Shell has announced a Transition Strategy that is almost entirely greenwashing – all marketing spin and little climate action.
Recommendation to BlackRock: Vote against Shell’s greenwashing resolution, and vote for the shareholder resolution for the company to set and publish targets that are consistent with the goals of the Paris Climate Agreement.
UPDATE: Huge support for the shareholder resolution, but BlackRock is so far silent on how or if it voted.
BP – May 12
BP is one the world’s biggest climate polluters, and is investing billions in new oil and gas projects this year.
BP won’t commit to net zero emissions, instead stating it as an ambition. This loose ambition only covers its own production, not the fossil fuels it refines and sells on.
And even according to their own plan, BP will increase emissions until at least 2030.
Recommendation to BlackRock: Vote for the shareholder resolution for the company to set and publish targets that are consistent with the goals of the Paris Climate Agreement.
UPDATE: Climate resolution received 20.65% approval, up from 8.4% for a similar measure in 2019… BlackRock did not share how it voted.
Duke Energy – May 6
Duke Energy is the largest US generator of electricity, the second largest emitter of carbon dioxide and the second largest user of coal to generate electricity among investor-owned US electric utilities.
Duke committed to net zero only in its electricity production by 2050, not covering close to all its emissions.
According to a Sierra Club analysis, Duke has committed to retire only 11% of its coal generation by 2030, and will remain one of the largest coal generators among investor-owned electric utilities.
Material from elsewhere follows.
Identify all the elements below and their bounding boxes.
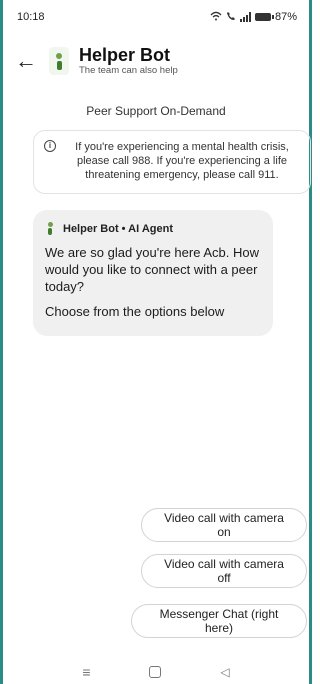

And Duke has the largest gas generation expansion plans of any investor-owned utility.
Duke Energy also has a largely negative influence on climate change policy in the US, and has lobbied against emissions standards and the transition of the US energy mix.
Recommendation for BlackRock: Vote against director Chair/CEO Lynn Good and Independent Lead Director Michael G. Browning for failing to implement plans consistent with limiting global warming to 1.5ºC.
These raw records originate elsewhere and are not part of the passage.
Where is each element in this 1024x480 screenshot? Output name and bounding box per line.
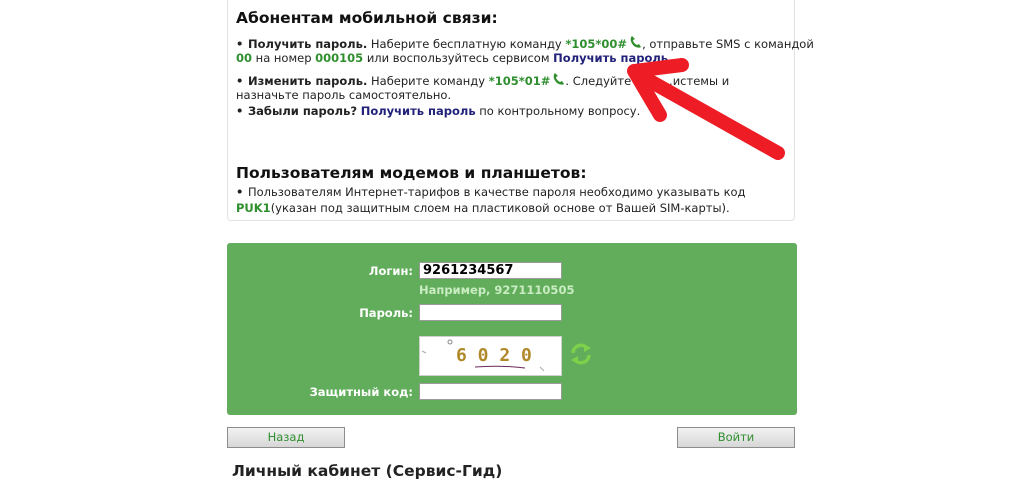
ussd-code-change: *105*01# bbox=[488, 74, 551, 88]
forgot-password-item: • Забыли пароль? Получить пароль по контр… bbox=[236, 104, 640, 118]
captcha-drawing: 6 0 2 0 bbox=[421, 339, 545, 372]
login-label: Логин: bbox=[368, 264, 413, 278]
login-form: Логин: Например, 9271110505 Пароль: 6 0 … bbox=[227, 243, 797, 415]
sms-number: 000105 bbox=[315, 51, 364, 65]
bullet: • bbox=[236, 74, 244, 88]
text: по контрольному вопросу. bbox=[475, 104, 641, 118]
login-button[interactable]: Войти bbox=[677, 427, 795, 448]
security-code-input[interactable] bbox=[419, 383, 562, 400]
section-heading: Личный кабинет (Сервис-Гид) bbox=[232, 462, 503, 480]
forgot-get-password-link[interactable]: Получить пароль bbox=[361, 104, 476, 118]
password-label: Пароль: bbox=[359, 306, 413, 320]
modem-heading: Пользователям модемов и планшетов: bbox=[236, 164, 587, 182]
get-password-item-cont: 00 на номер 000105 или воспользуйтесь се… bbox=[236, 51, 672, 65]
captcha-text: 6 0 2 0 bbox=[456, 345, 532, 366]
login-hint: Например, 9271110505 bbox=[419, 283, 575, 297]
modem-item-cont: PUK1(указан под защитным слоем на пласти… bbox=[236, 201, 730, 215]
get-password-label: Получить пароль. bbox=[248, 37, 368, 51]
arrow-annotation bbox=[627, 58, 785, 160]
change-password-label: Изменить пароль. bbox=[248, 74, 368, 88]
text: или воспользуйтесь сервисом bbox=[363, 51, 554, 65]
phone-icon bbox=[630, 36, 642, 48]
change-password-item-cont: назначьте пароль самостоятельно. bbox=[236, 88, 451, 102]
password-input[interactable] bbox=[419, 304, 562, 321]
text: назначьте пароль самостоятельно. bbox=[236, 88, 452, 102]
text: Наберите команду bbox=[367, 74, 489, 88]
captcha-image: 6 0 2 0 bbox=[419, 336, 562, 376]
ussd-code: *105*00# bbox=[565, 37, 628, 51]
get-password-text: Наберите бесплатную команду bbox=[367, 37, 566, 51]
puk-code: PUK1 bbox=[236, 201, 271, 215]
text: на номер bbox=[252, 51, 316, 65]
refresh-icon[interactable] bbox=[569, 342, 593, 366]
bullet: • bbox=[236, 104, 244, 118]
security-code-label: Защитный код: bbox=[309, 385, 413, 399]
phone-icon bbox=[554, 73, 565, 85]
get-password-text-2: , отправьте SMS с командой bbox=[642, 37, 814, 51]
modem-text: Пользователям Интернет-тарифов в качеств… bbox=[248, 185, 746, 199]
get-password-item: • Получить пароль. Наберите бесплатную ко… bbox=[236, 35, 814, 51]
bullet: • bbox=[236, 185, 244, 199]
sms-code: 00 bbox=[236, 51, 253, 65]
back-button[interactable]: Назад bbox=[227, 427, 345, 448]
modem-text-2: (указан под защитным слоем на пластиково… bbox=[270, 201, 730, 215]
login-input[interactable] bbox=[419, 262, 562, 279]
modem-item: • Пользователям Интернет-тарифов в качест… bbox=[236, 185, 746, 199]
mobile-heading: Абонентам мобильной связи: bbox=[236, 9, 498, 27]
forgot-label: Забыли пароль? bbox=[248, 104, 358, 118]
bullet: • bbox=[236, 37, 244, 51]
UPDATE: BlackRock won’t say how it voted.
Barclays – May 5
Barclays is the biggest financier of fossil fuels in Europe, funding $145 billion in fossil fuels since the Paris Climate Agreement in 2016.
The bank has provided more finance for coal mining and coal power than any other UK bank since 2015, and its funding for ‘extreme’ fossil fuel sectors – fracking, tar sands and Arctic oil and gas – increased by 32% in 2020.
Recommendation for BlackRock: Vote for the shareholder resolution directing Barclays to set and publish targets to phase out support for fossil fuel projects and companies that are consistent with the goal of the Paris Climate Agreement.
UPDATE: BlackRock abstained from voting:
Wells Fargo – April 27
Wells Fargo has been the world’s third largest financier of fossil fuels over the last five years, with $223 billion in lending and underwriting over 2016-20. It is the world’s leading funder of fracked oil and gas.
Wells Fargo did commit to net zero financed emissions by 2050, but has set no targets, and has no exclusion policies related to tar sands, LNG, fracking or offshore fossil fuel.
Recommendation to BlackRock: Vote against director Chairman Charles H. Noski, for failing to implement plans consistent with limiting global warming to 1.5ºC.